Bagi ibu hamil penerima PKH wajib memeriksakan kehamilan minimal 4 kali selama kehamilan, melahirkan di fasilitas pelayanan kesehatan, hingga masuk masa nifas 4 kali selama 42 hari. Tentu lebih baik jika ditambahi pemahaman bagi ibu untuk mengatur jarak kehamilan meskipun kita tahu ini merupakan program BKKBN tapi belum tentu ibu KPM mendapatkan sosialisasi Keluarga Berencana secara langsung.
Termasuk di dalam PKH adalah Bantuan Pangan Non Tunai (BPNT) kepada KPM berbentuk Kartu Indonesia Sejahtera yang dapat digunakan di e-warong (warung elektronik gotong royong).
Perbandingan BPNT 2017 dan 2018 terhadap barang yang bisa dibeli sangat jauh. Di tahun 2017 KPM dapat membeli beras, telur, gula, minyak goreng, dan tepung. Namun di 2018 hanya beras dan/atau telur. Mengapa demikian? Tentu saja karena harga bahan pokok yang semakin tinggi.

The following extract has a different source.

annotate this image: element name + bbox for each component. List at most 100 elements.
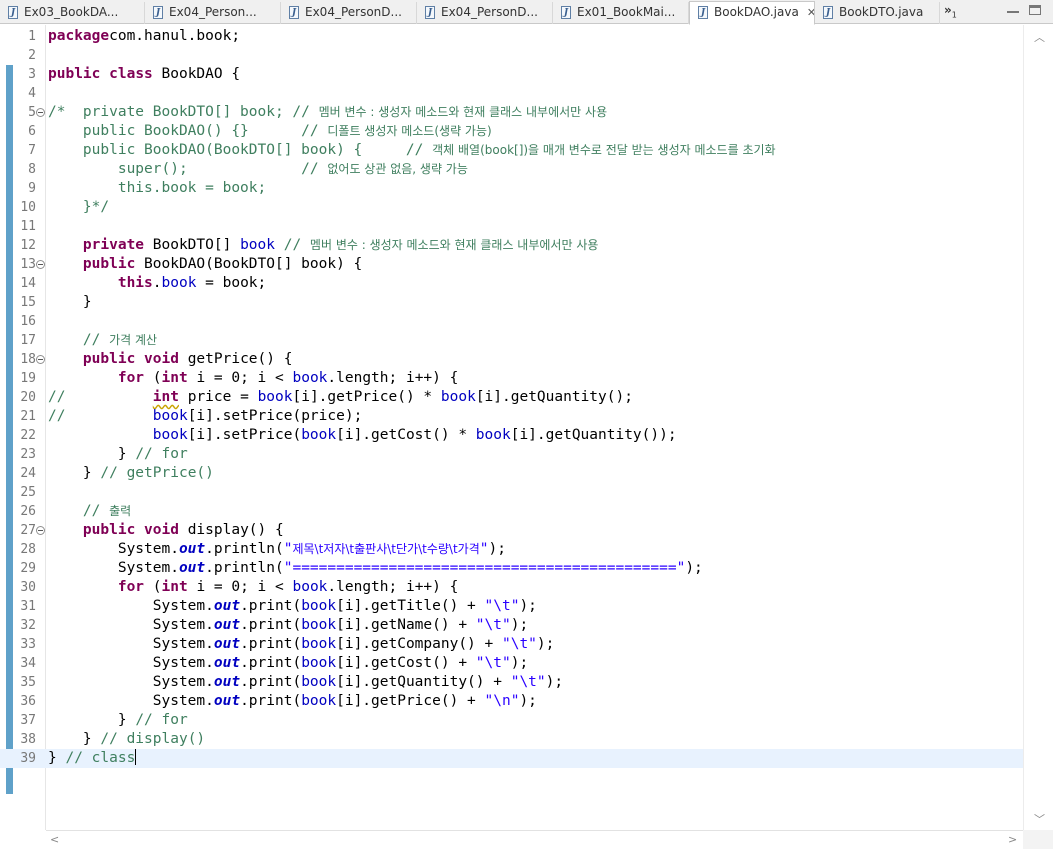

Namun, digitalisasi memberikan manfaat lain. Sistem bantuan sosial PKH yang semula berbentuk tunai kini berbentuk non tunai melalui Kartu Indonesia Sejahtera yang berbentuk uang elektronik (e-wallet) dan tabungan. KPM dapat mencairkan dana bantuan dan dapat menyisihkannya untuk ditabung.
Prakteknya, masih ada keluhan bagi beberapa KPM yang merasa iuran yang diterima telah dipotong. Entah oleh siapa dan alasan apa. Kemana mereka harus bertanya, apakah pendamping sosial PKH atau ke pihak Bank? Ketika bertanya kepada pendamping mereka menyuruh bertanya ke pihak Bank. Namun ketika ditanya ke pihak bank, mereka menjawab untuk mengkonfirmasi ini pada pendamping PKH. Sungguh ironis.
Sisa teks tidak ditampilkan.